Lorsqu’elle franchit la troisième porte,
Les petites pierres de lapis-lazuli furent enlevées de son cou.
Lorsqu’elle franchit la quatrième porte,
Les pierres-nunuz jumelées furent enlevées de son sein.
Lorsqu’elle franchit la cinquième porte,
L’anneau d’or fut enlevé de sa main.
Lorsqu’elle franchit la sixième porte,
Le vêtement-pala de seigneurie fut enlevé de son corps.
Courbée très bas, elle fut amenée nue devant Ereshkigal.
« Garde le silence, Innana, les lois des Enfers sont parfaites.
O Innana, ne désapprouve pas les rites des Enfers ! »
Dominique Strouc © Arcadia 2003 – DR
En illustration :
Inanna (Ishtar en akkadien) apparaît sur cette stèle en tant que déesse de la Guerre, portant un carquois à chaque épaule, une épée au côté et juchée sur un lion. Le mythe de sa Descente aux Enfers et de son retour symbolise l’interruption et le renouveau saisonnier de la fertilité.
LA DESCENTE AUX ENFERS
La grande Dame du Ciel sumérienne Inanna – Ishtar en akkadien – préside à l’amour charnel, la fertilité et la guerre. Repris plus tard en akkadien, avec des variantes, un important mythe sumérien relate sa Descente aux Enfers.

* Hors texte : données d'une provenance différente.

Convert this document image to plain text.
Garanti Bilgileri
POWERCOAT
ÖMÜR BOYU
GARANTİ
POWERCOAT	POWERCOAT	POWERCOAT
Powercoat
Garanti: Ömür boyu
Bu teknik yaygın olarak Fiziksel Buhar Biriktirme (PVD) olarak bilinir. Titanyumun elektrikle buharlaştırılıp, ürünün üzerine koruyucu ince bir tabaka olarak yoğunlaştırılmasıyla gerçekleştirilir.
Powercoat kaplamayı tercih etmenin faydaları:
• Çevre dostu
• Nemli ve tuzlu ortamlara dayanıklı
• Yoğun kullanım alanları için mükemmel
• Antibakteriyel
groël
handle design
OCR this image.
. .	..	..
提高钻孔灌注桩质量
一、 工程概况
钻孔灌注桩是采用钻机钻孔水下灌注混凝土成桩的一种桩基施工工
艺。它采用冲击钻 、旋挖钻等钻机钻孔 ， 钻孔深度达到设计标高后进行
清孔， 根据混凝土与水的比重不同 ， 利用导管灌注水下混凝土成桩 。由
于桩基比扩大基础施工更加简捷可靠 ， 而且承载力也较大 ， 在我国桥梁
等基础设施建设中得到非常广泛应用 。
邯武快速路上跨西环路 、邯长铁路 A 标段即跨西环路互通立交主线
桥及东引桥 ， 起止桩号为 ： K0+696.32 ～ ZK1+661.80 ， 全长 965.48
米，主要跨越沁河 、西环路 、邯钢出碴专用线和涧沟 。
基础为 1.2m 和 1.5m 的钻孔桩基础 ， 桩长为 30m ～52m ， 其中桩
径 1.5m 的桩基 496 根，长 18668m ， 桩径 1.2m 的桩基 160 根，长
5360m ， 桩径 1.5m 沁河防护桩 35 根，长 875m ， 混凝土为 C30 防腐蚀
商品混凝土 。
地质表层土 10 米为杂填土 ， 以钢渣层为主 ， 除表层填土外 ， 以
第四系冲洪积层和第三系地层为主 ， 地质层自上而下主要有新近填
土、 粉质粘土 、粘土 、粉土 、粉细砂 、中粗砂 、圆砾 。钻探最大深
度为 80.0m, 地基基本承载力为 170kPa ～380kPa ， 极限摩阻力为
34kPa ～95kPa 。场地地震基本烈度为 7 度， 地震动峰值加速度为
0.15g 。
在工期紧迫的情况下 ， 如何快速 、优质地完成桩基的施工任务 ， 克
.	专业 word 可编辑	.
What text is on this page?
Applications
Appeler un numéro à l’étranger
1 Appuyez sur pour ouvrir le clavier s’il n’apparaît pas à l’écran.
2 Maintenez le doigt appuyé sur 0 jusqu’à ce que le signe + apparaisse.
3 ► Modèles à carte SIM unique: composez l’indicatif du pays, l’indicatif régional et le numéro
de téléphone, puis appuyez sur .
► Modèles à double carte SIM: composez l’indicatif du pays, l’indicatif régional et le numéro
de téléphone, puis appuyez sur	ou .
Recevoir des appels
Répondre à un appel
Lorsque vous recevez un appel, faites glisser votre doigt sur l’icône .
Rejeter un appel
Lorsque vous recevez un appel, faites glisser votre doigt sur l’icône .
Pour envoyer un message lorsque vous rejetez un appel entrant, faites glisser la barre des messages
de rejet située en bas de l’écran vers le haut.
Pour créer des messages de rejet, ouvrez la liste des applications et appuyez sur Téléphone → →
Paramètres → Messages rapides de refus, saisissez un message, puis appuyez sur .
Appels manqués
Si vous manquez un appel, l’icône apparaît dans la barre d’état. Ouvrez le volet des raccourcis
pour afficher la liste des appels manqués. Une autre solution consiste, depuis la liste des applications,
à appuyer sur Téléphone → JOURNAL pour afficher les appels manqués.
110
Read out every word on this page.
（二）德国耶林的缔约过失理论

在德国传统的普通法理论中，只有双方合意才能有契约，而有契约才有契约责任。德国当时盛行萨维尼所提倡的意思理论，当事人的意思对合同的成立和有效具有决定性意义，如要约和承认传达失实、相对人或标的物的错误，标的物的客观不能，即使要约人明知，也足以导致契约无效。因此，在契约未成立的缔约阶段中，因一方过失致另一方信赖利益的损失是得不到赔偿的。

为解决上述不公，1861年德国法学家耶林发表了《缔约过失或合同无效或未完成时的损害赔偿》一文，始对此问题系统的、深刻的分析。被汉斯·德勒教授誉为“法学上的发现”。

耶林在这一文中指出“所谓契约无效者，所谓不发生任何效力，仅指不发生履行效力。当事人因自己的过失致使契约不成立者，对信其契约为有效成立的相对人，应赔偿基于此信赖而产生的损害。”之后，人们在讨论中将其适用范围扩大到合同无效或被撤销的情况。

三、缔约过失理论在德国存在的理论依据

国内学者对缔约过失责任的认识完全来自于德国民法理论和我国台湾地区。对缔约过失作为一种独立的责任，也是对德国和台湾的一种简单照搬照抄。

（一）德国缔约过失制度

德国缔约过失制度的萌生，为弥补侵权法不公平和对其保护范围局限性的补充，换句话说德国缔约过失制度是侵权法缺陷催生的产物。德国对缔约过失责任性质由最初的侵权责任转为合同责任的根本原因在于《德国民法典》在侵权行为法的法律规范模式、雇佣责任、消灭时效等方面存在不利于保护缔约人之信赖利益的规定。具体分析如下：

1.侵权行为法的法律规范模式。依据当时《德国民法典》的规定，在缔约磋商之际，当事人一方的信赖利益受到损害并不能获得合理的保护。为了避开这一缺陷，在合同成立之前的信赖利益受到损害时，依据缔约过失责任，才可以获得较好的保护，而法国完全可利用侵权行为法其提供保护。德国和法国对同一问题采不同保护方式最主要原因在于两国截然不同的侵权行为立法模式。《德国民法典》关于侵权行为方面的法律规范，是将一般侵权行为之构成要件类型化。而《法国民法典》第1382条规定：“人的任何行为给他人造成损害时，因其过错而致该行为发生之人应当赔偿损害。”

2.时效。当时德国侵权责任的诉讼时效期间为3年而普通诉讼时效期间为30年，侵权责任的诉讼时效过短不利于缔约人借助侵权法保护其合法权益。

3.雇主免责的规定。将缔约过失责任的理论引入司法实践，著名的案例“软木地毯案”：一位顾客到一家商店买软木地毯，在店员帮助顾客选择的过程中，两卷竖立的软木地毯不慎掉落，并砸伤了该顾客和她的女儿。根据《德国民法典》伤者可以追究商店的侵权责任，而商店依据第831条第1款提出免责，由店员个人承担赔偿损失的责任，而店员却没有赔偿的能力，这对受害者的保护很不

Sans doute pour y étendre son influence, la déesse veut se rendre au royaume des Trépassés. Elle revêt les sept parures concentrant ses pouvoirs et ordonne à sa confidente Ninshubur d’implorer l’aide des dieux si elle ne revient pas. Pour être admise au palais de sa sœur Ereshkigal, aux Enfers, elle doit franchir sept portes au seuil desquelles on lui ôte, un par un, ses talismans (turban, bijoux, brassière, manteau royal…). Nue, dépouillée de ses pouvoirs divins – « matée », dit le texte – elle comparaît devant Ereshkigal. Celle-ci, pressentant quelque ruse de sa sœur, la condamne à mort sans pitié et fait suspendre son cadavre à un clou, comme une vulgaire dépouille. Inanna ne revenant pas, Ninshubur supplie l’Assemblée divine et le dieu Enki envoie deux êtres de sa création ressusciter la déesse grâce à «la nourriture et au breuvage de vie» qu’il leur confie. Pourtant, selon la loi, pour quitter les Enfers Inanna doit laisser l’un de ses proches à sa place. Escortée de démons féroces et incorruptibles, elle choisit pour substitut son amant Dumuzi le Fidèle – Tammuz en akkadien – déçue par la nonchalance de celui-ci. Il est donc fait prisonnier tandis que la Dame des Vignes, sa sœur Geshtinanna, s’offre, éplorée, pour mourir à sa place. Alors, il est décidé que Dumuzi-Tammuz et sa sœur passeront alternativement une demi-année aux Enfers.